The tax hike law (Law 45), which was published in the Official Gazette on 21 August 2017, stipulates increases in 20 tax revenue streams, with the most prominent being the VAT increase to 11%, a 7% tax on interest revenues from bank deposits (up from 5%), and several increases in stamps and public fees (like doubling the fees of public notaries). The law was approved by Parliament last July despite several protests held throughout the year, and was signed by President Michel Aoun on 21 August 2017, together with the public sector pay rises one. In fact, the new tax hikes were explicitly linked to the financing of the new salary scale for public sector workers. It is estimated that the new public wage bill will cost an additional 1 billion US$ per year, while the new taxes would generate an estimated 1.1 billion US$. Yet several economists and local experts argued against tying new taxes to the wage hike, demanding instead that all new public expenditures and revenues be enacted through the central government’s budget, which is yet to be finalized and voted upon by Parliament. With elections theoretically set for May 2018, the ruling parties felt the need to increase public wages swiftly to rally voters, and resorted to a pool of indirect taxes that can be quickly collected in order to limit the public deficit.
The new tax increases are expected to severely affect consumers’ purchasing power and erode their income. The majority of these taxes affect the costs of goods and services, and companies are expected to increase their prices between 10 and 15% to absorb the higher costs of doing business. Despite many government officials expressing assurances that prices will not increase, given that many consumer products like basic foods are already exempt from VAT, they ignored the fact that VAT and public fees increases will affect the costs of procurement, transportation, and other company business operations, which will ultimately lead to most businesses shifting the burden of these new taxes on to the consumers.
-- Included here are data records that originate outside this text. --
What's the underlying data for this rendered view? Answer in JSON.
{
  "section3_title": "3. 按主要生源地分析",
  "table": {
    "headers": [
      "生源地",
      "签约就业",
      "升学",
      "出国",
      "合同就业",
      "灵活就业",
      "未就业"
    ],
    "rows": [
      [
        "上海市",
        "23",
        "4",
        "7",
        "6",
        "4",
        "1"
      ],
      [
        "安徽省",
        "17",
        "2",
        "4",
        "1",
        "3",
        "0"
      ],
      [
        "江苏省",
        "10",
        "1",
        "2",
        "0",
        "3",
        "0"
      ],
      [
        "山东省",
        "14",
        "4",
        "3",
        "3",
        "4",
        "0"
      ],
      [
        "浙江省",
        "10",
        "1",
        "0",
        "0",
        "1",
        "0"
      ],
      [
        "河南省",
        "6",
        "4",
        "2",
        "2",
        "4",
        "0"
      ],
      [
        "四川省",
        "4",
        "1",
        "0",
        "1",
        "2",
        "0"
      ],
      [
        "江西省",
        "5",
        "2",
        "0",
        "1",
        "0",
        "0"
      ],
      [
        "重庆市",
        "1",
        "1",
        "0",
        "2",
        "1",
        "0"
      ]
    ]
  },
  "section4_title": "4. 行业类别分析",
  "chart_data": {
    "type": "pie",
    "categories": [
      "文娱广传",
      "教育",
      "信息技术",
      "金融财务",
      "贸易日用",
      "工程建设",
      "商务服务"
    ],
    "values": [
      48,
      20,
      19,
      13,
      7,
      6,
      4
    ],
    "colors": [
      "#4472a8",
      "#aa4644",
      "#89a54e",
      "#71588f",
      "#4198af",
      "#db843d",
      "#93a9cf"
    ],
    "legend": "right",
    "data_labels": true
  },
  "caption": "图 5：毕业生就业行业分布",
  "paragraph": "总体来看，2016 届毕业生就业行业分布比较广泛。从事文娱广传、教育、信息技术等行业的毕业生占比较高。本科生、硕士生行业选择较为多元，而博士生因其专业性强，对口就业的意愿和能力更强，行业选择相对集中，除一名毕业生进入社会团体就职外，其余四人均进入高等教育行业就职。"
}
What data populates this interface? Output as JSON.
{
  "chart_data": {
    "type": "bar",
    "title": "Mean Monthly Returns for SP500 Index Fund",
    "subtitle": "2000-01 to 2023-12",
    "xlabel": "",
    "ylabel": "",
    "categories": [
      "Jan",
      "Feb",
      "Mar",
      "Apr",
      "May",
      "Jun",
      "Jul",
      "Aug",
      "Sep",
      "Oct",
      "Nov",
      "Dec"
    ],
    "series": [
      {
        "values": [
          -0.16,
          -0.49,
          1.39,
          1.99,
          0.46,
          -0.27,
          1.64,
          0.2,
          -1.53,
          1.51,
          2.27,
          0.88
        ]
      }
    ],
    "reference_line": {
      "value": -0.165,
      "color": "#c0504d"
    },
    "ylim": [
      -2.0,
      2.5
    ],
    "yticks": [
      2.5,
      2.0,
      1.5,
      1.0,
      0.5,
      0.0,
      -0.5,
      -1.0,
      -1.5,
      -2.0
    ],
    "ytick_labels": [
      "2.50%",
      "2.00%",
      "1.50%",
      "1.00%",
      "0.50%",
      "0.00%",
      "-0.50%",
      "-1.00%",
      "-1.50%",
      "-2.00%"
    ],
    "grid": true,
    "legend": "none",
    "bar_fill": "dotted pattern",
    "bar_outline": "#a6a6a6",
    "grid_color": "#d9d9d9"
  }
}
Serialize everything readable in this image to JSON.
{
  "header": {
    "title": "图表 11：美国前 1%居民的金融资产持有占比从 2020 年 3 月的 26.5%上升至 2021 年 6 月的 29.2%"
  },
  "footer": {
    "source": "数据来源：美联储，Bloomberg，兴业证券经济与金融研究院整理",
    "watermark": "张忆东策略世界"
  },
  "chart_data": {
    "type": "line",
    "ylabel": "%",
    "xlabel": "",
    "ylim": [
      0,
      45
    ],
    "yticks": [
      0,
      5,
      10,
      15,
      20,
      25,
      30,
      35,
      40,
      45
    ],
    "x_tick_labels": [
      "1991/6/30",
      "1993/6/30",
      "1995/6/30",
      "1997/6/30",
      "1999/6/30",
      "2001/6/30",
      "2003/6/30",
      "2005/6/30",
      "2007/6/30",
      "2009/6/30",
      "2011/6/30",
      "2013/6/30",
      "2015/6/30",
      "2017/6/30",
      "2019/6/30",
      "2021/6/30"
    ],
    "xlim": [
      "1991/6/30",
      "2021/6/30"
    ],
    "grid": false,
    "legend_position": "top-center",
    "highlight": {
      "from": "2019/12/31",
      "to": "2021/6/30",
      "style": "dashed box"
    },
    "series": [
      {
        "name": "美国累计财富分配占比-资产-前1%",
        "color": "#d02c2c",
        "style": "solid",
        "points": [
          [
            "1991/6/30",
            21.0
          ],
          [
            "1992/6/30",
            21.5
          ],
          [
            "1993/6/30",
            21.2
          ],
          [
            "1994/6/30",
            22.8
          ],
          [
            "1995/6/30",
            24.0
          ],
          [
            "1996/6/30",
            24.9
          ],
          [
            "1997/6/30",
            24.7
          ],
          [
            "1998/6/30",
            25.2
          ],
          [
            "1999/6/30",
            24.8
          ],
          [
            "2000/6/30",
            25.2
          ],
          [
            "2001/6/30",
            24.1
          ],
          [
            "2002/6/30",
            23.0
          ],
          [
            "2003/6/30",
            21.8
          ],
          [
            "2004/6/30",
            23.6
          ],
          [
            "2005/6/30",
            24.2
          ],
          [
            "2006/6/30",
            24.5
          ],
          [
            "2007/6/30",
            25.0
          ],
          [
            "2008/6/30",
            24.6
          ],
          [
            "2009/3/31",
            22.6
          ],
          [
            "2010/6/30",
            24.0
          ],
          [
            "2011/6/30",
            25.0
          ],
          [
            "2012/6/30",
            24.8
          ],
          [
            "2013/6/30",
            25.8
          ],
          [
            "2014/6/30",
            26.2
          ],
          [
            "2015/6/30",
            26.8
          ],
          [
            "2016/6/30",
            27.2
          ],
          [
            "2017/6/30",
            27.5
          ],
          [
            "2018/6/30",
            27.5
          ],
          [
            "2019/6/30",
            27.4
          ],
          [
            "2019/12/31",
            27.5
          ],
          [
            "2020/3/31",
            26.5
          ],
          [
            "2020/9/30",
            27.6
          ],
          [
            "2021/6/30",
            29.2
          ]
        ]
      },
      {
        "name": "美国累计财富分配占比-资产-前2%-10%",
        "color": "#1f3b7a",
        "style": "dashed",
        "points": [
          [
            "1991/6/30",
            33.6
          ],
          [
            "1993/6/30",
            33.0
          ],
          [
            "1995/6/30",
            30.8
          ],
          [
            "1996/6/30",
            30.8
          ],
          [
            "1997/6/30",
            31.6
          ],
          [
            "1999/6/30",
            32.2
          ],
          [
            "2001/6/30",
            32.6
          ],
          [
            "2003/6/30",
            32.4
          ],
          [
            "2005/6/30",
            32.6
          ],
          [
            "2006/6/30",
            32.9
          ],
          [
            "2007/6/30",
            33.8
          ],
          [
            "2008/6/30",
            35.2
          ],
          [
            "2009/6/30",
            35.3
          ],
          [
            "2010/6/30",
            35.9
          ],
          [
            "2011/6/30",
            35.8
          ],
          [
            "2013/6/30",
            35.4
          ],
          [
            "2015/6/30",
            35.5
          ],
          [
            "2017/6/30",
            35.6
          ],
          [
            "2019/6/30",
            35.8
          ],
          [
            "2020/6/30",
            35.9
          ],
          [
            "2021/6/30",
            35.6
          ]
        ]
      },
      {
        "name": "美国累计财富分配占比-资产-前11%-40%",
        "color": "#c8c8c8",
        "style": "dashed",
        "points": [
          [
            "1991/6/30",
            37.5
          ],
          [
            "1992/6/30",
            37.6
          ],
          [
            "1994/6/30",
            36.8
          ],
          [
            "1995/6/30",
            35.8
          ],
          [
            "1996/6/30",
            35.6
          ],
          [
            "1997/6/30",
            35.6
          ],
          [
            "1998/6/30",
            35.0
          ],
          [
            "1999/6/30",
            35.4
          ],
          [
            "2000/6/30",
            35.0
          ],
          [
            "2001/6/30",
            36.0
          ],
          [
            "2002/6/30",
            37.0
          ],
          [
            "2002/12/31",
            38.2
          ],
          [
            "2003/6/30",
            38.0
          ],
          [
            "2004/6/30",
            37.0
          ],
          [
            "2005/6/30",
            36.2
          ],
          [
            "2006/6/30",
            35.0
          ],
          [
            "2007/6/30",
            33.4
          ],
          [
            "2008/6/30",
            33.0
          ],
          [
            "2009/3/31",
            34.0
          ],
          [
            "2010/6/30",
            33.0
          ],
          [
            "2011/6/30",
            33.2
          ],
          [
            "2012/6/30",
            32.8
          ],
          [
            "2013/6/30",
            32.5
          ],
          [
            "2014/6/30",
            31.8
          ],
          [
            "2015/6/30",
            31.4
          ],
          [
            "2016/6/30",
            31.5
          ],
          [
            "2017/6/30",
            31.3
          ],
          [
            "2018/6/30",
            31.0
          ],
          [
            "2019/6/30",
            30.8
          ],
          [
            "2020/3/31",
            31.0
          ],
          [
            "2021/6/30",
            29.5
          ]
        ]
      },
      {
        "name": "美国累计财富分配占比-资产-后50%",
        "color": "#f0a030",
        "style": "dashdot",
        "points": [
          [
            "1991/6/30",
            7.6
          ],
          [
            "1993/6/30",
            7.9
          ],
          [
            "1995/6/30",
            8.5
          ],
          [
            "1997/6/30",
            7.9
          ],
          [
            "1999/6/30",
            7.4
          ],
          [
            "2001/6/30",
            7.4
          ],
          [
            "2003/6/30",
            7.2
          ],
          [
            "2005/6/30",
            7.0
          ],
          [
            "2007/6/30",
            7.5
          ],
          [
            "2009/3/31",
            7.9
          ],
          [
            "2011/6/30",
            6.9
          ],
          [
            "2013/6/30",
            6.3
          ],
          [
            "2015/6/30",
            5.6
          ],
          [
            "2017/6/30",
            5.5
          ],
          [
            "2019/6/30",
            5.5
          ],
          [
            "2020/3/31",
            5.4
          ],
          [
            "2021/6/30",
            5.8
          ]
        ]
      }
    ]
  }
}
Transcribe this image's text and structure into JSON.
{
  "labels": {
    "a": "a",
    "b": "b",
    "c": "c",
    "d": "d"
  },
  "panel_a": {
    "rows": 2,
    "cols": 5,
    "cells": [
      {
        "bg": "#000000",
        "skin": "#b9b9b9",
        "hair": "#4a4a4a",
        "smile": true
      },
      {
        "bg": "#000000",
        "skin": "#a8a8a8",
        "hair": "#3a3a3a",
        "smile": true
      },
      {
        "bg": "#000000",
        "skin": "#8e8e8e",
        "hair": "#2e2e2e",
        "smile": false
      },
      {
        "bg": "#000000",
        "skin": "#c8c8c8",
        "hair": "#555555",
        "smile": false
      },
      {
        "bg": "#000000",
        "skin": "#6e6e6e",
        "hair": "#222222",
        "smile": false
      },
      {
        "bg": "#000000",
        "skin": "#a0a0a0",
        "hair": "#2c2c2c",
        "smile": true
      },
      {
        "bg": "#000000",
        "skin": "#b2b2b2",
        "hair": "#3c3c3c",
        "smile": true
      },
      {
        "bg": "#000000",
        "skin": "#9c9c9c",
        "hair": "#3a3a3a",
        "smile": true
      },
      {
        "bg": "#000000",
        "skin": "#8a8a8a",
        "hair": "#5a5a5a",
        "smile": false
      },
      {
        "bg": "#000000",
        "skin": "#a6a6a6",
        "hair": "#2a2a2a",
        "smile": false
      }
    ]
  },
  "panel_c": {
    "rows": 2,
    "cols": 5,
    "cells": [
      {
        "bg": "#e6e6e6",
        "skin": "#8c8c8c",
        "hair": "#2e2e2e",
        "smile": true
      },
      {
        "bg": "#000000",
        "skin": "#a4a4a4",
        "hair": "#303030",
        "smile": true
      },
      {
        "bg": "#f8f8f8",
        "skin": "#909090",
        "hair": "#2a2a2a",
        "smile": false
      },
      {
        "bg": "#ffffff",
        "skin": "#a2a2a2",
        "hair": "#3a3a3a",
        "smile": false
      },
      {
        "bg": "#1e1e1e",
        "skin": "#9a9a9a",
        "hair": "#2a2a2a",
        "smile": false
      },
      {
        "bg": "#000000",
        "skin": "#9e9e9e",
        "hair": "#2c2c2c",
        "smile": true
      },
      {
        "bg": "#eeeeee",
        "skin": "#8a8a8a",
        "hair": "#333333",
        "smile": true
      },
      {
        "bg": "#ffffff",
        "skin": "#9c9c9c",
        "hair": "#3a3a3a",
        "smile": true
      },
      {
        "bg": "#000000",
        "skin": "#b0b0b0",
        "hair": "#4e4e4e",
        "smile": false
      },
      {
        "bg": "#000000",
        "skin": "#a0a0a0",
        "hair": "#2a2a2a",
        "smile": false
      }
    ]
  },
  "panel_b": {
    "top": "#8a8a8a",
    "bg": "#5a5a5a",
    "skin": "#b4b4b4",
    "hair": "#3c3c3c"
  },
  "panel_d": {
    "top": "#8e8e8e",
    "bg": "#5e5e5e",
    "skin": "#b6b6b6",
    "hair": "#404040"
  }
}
The new tax hike law has been recently challenged by 10 MPs, who submitted on Wednesday 31 August an appeal to the Constitutional Council, with the aim to suspend the law until the Council issues its verdict as to whether its articles abide by the Lebanese Constitution. The signatories of the appeal include Samy Gemayel, Nadim Gemayel, Samer Saade, Elie Marouni and Fady Haber (from the Kataeb Party), in addition to Dory Chammoun, Fouad Al-Saad, Salim Karam, Khaled Daher and Boutros Harb. The Council might reject the appeal, and if it does then the law can no longer be officially challenged and the new taxes will remain in effect.